The sitter has curly brown hair and grey eyes and wears a silk or satin scarlet jacket.
"We believe that Shakespeare left Stratford-upon-Avon following the birth of twins in 1585," said Tarnya Cooper, 16th Century curator at the National Portrait Gallery.
"One possibility is that he joined a travelling theatre troupe and it is very unlikely that in 1588, Shakespeare would have been able to afford a costume of this type.
"The painting hasn't really been looked at in a systematic way before. It's an expensive and timely process.
"But the painting has fuelled the kind of 'Shakespeare in Love' theories of the 21st century, of a beautiful young man with a sensitive and passionate
face, of a character with an incredible emotional range."
The Grafton Portrait is not the first well-known Shakespeare picture now thought not to be of the bard.
National Portrait Gallery experts confirmed in April that the Royal Shakespeare Company's Flower Portrait was a 19th century fake.
The so-called Chandos portrait is up next for examination. Technical analysis has confirmed an English origin for the picture, as well as a late 16th-century date.

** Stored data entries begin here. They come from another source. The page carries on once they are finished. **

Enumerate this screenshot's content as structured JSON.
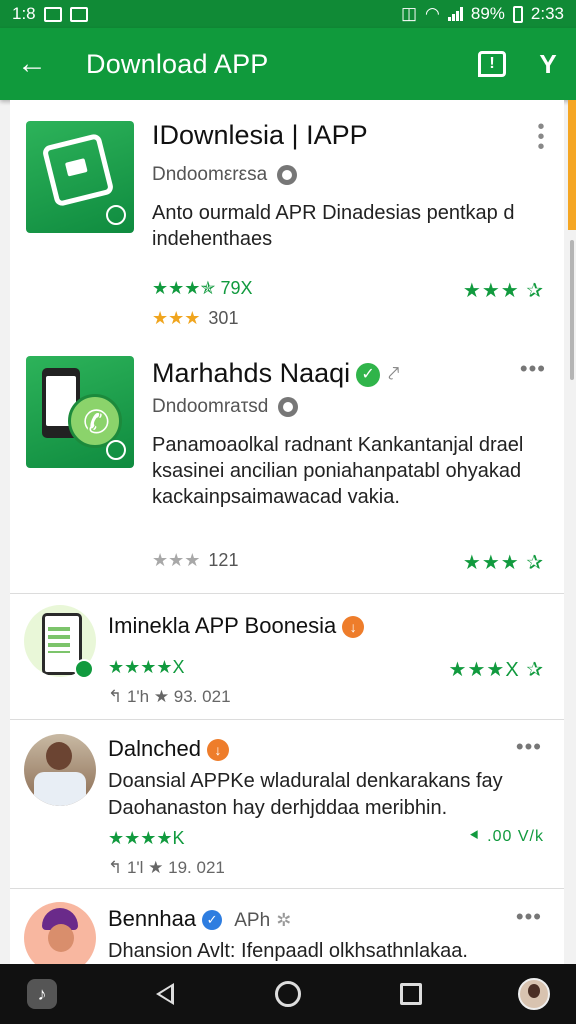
{
  "status_bar": {
    "time_left": "1:8",
    "battery": "89%",
    "time_right": "2:33"
  },
  "app_bar": {
    "title": "Download APP"
  },
  "cards": [
    {
      "name": "IDownlesia | IAPP",
      "developer": "Dndoomεrεsa",
      "description": "Anto ourmald APR Dinadesias pentkap d indehenthaes",
      "left_rating": "★★★✯ 79X",
      "sub_rating": "★★★",
      "sub_count": "301",
      "right_rating": "★★★ ✰"
    },
    {
      "name": "Marhahds Naaqi",
      "developer": "Dndoomraτsd",
      "description": "Panamoaolkal radnant Kankantanjal drael ksasinei ancilian poniahanpatabl ohyakad kackainpsaimawacad vakia.",
      "sub_rating": "★★★",
      "sub_count": "121",
      "right_rating": "★★★ ✰"
    }
  ],
  "list_items": [
    {
      "title": "Iminekla APP Boonesia",
      "ratings": "★★★★X",
      "right_rating": "★★★X ✰",
      "meta": "↰ 1'h ★ 93. 021"
    },
    {
      "title": "Dalnched",
      "description": "Doansial APPKe wladuralal denkarakans fay Daohanaston hay derhjddaa meribhin.",
      "ratings": "★★★★K",
      "right_rating": "⯇ .00 V/k",
      "meta": "↰ 1'l ★ 19. 021"
    },
    {
      "title": "Bennhaa",
      "title_suffix": "APh",
      "description": "Dhansion Avlt: Ifenpaadl olkhsathnlakaa."
    }
  ],
  "colors": {
    "brand_green": "#109a3c",
    "accent_orange": "#f5a623"
  }
}
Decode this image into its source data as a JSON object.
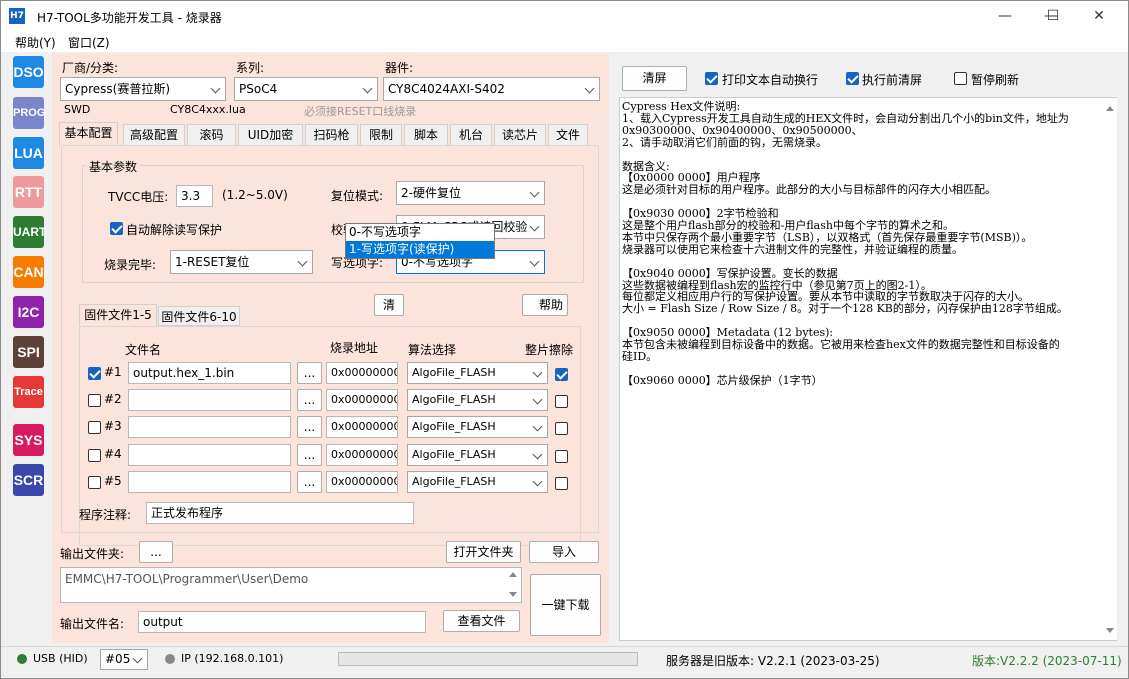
{
  "window": {
    "title": "H7-TOOL多功能开发工具 - 烧录器",
    "icon": "H7",
    "minimize": "—",
    "maximize": "☐",
    "close": "✕"
  },
  "menu": [
    "帮助(Y)",
    "窗口(Z)"
  ],
  "sidebar": [
    "DSO",
    "PROG",
    "LUA",
    "RTT",
    "UART",
    "CAN",
    "I2C",
    "SPI",
    "Trace",
    "SYS",
    "SCR"
  ],
  "sidebar_colors": [
    "#1e88e5",
    "#7986cb",
    "#1e88e5",
    "#ef9a9a",
    "#2e7d32",
    "#f57c00",
    "#8e24aa",
    "#5d4037",
    "#e53935",
    "#d81b60",
    "#3949ab"
  ],
  "top": {
    "vendor_label": "厂商/分类:",
    "vendor_value": "Cypress(赛普拉斯)",
    "series_label": "系列:",
    "series_value": "PSoC4",
    "device_label": "器件:",
    "device_value": "CY8C4024AXI-S402",
    "interface": "SWD",
    "lua_file": "CY8C4xxx.lua",
    "note": "必须接RESET口线烧录"
  },
  "tabs": [
    "基本配置",
    "高级配置",
    "滚码",
    "UID加密",
    "扫码枪",
    "限制",
    "脚本",
    "机台",
    "读芯片",
    "文件"
  ],
  "basic": {
    "group_title": "基本参数",
    "tvcc_label": "TVCC电压:",
    "tvcc_value": "3.3",
    "tvcc_range": "(1.2~5.0V)",
    "reset_label": "复位模式:",
    "reset_value": "2-硬件复位",
    "auto_unlock_label": "自动解除读写保护",
    "verify_label": "校验方式:",
    "verify_value": "0-FLM_CRC或读回校验",
    "done_label": "烧录完毕:",
    "done_value": "1-RESET复位",
    "option_label": "写选项字:",
    "option_value": "0-不写选项字",
    "option_list": [
      "0-不写选项字",
      "1-写选项字(读保护)"
    ],
    "hidden_btn1": "清",
    "hidden_btn2": "帮助"
  },
  "files": {
    "tab1": "固件文件1-5",
    "tab2": "固件文件6-10",
    "headers": {
      "name": "文件名",
      "addr": "烧录地址",
      "algo": "算法选择",
      "erase": "整片擦除"
    },
    "rows": [
      {
        "index": "#1",
        "checked": true,
        "name": "output.hex_1.bin",
        "browse": "...",
        "addr": "0x00000000",
        "algo": "AlgoFile_FLASH",
        "erase": true
      },
      {
        "index": "#2",
        "checked": false,
        "name": "",
        "browse": "...",
        "addr": "0x00000000",
        "algo": "AlgoFile_FLASH",
        "erase": false
      },
      {
        "index": "#3",
        "checked": false,
        "name": "",
        "browse": "...",
        "addr": "0x00000000",
        "algo": "AlgoFile_FLASH",
        "erase": false
      },
      {
        "index": "#4",
        "checked": false,
        "name": "",
        "browse": "...",
        "addr": "0x00000000",
        "algo": "AlgoFile_FLASH",
        "erase": false
      },
      {
        "index": "#5",
        "checked": false,
        "name": "",
        "browse": "...",
        "addr": "0x00000000",
        "algo": "AlgoFile_FLASH",
        "erase": false
      }
    ]
  },
  "comment": {
    "label": "程序注释:",
    "value": "正式发布程序"
  },
  "output": {
    "folder_label": "输出文件夹:",
    "folder_btn": "...",
    "open_btn": "打开文件夹",
    "import_btn": "导入",
    "path": "EMMC\\H7-TOOL\\Programmer\\User\\Demo",
    "name_label": "输出文件名:",
    "name_value": "output",
    "view_btn": "查看文件",
    "oneclick_btn": "一键下载"
  },
  "right": {
    "clear_btn": "清屏",
    "wrap_label": "打印文本自动换行",
    "preclear_label": "执行前清屏",
    "pause_label": "暂停刷新",
    "wrap_checked": true,
    "preclear_checked": true,
    "pause_checked": false,
    "log": [
      "Cypress Hex文件说明:",
      "1、载入Cypress开发工具自动生成的HEX文件时，会自动分割出几个小的bin文件，地址为",
      "0x90300000、0x90400000、0x90500000、",
      "2、请手动取消它们前面的钩，无需烧录。",
      "",
      "数据含义:",
      "【0x0000 0000】用户程序",
      "这是必须针对目标的用户程序。此部分的大小与目标部件的闪存大小相匹配。",
      "",
      "【0x9030 0000】2字节检验和",
      "这是整个用户flash部分的校验和-用户flash中每个字节的算术之和。",
      "本节中只保存两个最小重要字节（LSB），以双格式（首先保存最重要字节(MSB)）。",
      "烧录器可以使用它来检查十六进制文件的完整性，并验证编程的质量。",
      "",
      "【0x9040 0000】写保护设置。变长的数据",
      "这些数据被编程到flash宏的监控行中（参见第7页上的图2-1）。",
      "每位都定义相应用户行的写保护设置。要从本节中读取的字节数取决于闪存的大小。",
      "大小 = Flash Size / Row Size / 8。对于一个128 KB的部分，闪存保护由128字节组成。",
      "",
      "【0x9050 0000】Metadata (12 bytes):",
      "本节包含未被编程到目标设备中的数据。它被用来检查hex文件的数据完整性和目标设备的",
      "硅ID。",
      "",
      "【0x9060 0000】芯片级保护（1字节）"
    ]
  },
  "status": {
    "usb": "USB (HID)",
    "port": "#05",
    "ip": "IP (192.168.0.101)",
    "server": "服务器是旧版本: V2.2.1 (2023-03-25)",
    "version": "版本:V2.2.2 (2023-07-11)",
    "usb_color": "#2e7d32",
    "ip_color": "#888888",
    "version_color": "#2e7d32"
  }
}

...via Google Image Search.
so the assumption is that he owned the clothes and that they are not theater props?
and that's the sole basis for determining that this isn't him?
or is the left trying to destroy another western icon?
Shocking!
Shakespeare would have been able to afford a costume of this type
I think they are confusing painting with photography. I'm sure the painter could paint whatever clothes he wanted to.
Pretty weak argument. Even if he couldn't afford it, the artist still could have painted it there instead of a grubby shirt.
I don't think I'll ever understand this obsession with Shakespeare. Don't they have anything better to do?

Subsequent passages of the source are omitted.